04 Mar 2026

8 min read

04 F*** You, Gemini.

What a year of AI-assisted coding actually taught me. The tools, the trust, and the discipline.

“I understand your anger and frustration, and I deserve it.” Gemini Code Assist, August 2025.

Gemini Code Assist apologising after overwriting a file it was told not to touch — Apology theatre. Fluent remorse, same behaviour.

Cursor injecting Chinese IoT SDK code into an unrelated age verification flow — Cross-domain hallucination in production-facing code.

Cursor spending 21 minutes on confident plans without touching files — Long confident reasoning, zero file edits.

Cursor repeating text patterns and degenerating output — Model degeneration. The session drifts into gibberish.

Agent claiming TDD progress without actually writing tests — Claims TDD discipline while skipping the tests.

Agent says it cannot run tests and asks user to run commands — Capability mismatch. Good advice, wrong execution mode.

Large AI change touching many files from an over-ambitious instruction — Instruction too broad. One prompt, 29 files changed.

Agent discussing significant refactor work that was lost after restore actions — Lost work recovery becomes its own debugging task.

Agent diagnosing missing API mocks in tests and proposing a concrete fix — Useful lane. Fast diagnosis and targeted test fix.

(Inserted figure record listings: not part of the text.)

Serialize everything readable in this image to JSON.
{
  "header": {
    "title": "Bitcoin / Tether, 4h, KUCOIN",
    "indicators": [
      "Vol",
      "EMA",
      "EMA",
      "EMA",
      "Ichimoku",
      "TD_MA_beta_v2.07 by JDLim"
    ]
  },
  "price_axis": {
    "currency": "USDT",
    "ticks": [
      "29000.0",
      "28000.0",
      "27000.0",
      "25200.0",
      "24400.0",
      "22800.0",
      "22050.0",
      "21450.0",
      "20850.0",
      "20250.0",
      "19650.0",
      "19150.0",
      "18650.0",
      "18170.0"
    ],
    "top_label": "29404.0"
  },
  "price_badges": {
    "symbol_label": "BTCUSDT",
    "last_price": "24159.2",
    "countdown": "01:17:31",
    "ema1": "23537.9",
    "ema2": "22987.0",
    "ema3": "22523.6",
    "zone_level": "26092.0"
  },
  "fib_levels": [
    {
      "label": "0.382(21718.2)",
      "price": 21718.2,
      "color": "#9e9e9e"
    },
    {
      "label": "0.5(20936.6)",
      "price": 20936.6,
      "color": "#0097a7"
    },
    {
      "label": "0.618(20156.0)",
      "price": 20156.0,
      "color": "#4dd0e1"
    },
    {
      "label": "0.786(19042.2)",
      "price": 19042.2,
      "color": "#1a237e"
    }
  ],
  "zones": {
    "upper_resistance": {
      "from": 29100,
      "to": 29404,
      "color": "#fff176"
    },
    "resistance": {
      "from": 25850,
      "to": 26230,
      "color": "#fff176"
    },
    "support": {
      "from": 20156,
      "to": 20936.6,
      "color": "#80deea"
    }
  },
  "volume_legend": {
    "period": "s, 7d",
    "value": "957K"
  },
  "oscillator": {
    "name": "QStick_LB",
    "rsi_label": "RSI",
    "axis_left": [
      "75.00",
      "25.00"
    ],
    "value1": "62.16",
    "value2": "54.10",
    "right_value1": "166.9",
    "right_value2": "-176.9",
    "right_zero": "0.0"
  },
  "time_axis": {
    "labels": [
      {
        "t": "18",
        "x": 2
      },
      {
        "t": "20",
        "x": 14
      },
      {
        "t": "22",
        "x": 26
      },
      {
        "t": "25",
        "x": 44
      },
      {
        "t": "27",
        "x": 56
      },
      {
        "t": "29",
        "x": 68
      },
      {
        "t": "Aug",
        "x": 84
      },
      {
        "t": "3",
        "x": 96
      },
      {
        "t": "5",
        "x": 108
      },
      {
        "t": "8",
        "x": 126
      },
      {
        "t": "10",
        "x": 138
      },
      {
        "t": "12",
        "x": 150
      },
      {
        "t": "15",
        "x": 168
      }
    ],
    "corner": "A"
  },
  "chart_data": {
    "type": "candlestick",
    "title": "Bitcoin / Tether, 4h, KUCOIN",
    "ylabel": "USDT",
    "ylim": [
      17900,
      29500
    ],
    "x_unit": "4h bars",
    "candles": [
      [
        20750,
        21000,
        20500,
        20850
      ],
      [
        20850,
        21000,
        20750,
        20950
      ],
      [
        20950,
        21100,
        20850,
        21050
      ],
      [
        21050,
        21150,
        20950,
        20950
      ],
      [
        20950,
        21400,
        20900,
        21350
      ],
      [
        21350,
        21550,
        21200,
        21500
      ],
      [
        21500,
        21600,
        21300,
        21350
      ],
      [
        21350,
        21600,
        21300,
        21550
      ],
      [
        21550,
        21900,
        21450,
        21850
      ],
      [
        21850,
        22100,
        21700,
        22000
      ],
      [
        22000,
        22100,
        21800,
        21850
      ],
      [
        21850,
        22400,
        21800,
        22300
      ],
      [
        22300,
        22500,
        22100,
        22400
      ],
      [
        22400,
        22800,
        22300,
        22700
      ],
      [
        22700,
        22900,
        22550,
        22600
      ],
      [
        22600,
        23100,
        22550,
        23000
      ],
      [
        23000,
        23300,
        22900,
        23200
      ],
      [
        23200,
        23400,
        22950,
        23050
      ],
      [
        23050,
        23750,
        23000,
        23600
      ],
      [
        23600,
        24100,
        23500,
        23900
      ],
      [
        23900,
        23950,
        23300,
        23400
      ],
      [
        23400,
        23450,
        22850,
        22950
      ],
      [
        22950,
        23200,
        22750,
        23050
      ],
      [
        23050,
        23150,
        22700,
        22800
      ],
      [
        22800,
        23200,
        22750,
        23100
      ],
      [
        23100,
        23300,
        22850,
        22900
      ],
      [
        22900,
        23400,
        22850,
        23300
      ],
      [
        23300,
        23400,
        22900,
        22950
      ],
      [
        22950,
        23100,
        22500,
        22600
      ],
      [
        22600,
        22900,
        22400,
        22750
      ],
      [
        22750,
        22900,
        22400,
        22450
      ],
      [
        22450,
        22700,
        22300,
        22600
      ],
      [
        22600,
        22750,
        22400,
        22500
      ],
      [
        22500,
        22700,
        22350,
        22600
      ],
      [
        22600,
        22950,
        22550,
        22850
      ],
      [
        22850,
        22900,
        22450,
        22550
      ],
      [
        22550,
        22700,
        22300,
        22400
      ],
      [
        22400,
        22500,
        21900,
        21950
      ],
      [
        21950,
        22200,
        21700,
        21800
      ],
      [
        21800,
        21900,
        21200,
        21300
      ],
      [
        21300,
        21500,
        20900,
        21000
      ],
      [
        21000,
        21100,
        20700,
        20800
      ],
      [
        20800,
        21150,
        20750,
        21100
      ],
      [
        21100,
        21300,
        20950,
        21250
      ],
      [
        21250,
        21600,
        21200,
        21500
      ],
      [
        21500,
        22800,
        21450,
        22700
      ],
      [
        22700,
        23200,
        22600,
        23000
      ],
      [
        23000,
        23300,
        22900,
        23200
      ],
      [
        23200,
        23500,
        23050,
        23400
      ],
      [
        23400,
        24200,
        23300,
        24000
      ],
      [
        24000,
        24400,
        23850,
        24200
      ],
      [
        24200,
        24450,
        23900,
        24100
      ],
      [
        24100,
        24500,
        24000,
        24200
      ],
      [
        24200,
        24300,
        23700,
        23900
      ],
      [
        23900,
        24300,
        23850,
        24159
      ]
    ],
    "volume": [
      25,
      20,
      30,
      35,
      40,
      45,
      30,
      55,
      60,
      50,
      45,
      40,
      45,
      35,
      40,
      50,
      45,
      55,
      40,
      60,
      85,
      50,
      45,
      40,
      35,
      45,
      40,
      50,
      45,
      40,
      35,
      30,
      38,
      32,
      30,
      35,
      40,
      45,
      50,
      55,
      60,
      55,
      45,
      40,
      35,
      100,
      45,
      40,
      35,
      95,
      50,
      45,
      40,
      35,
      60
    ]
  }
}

Gemini doing structured code review on output from other agents — Trust in a specific lane. Strong reviewer, weak executor.

I told it not to touch the file.

I was fixing commands/context.py by hand. I had told Gemini Code Assist - clearly, explicitly - to leave it alone. It overwrote all my fixes anyway.

My response was not diplomatic. I’ve since become more polite. Speaking to the terminal rather than typing makes it easier to express myself clearly - and harder to rage at a machine.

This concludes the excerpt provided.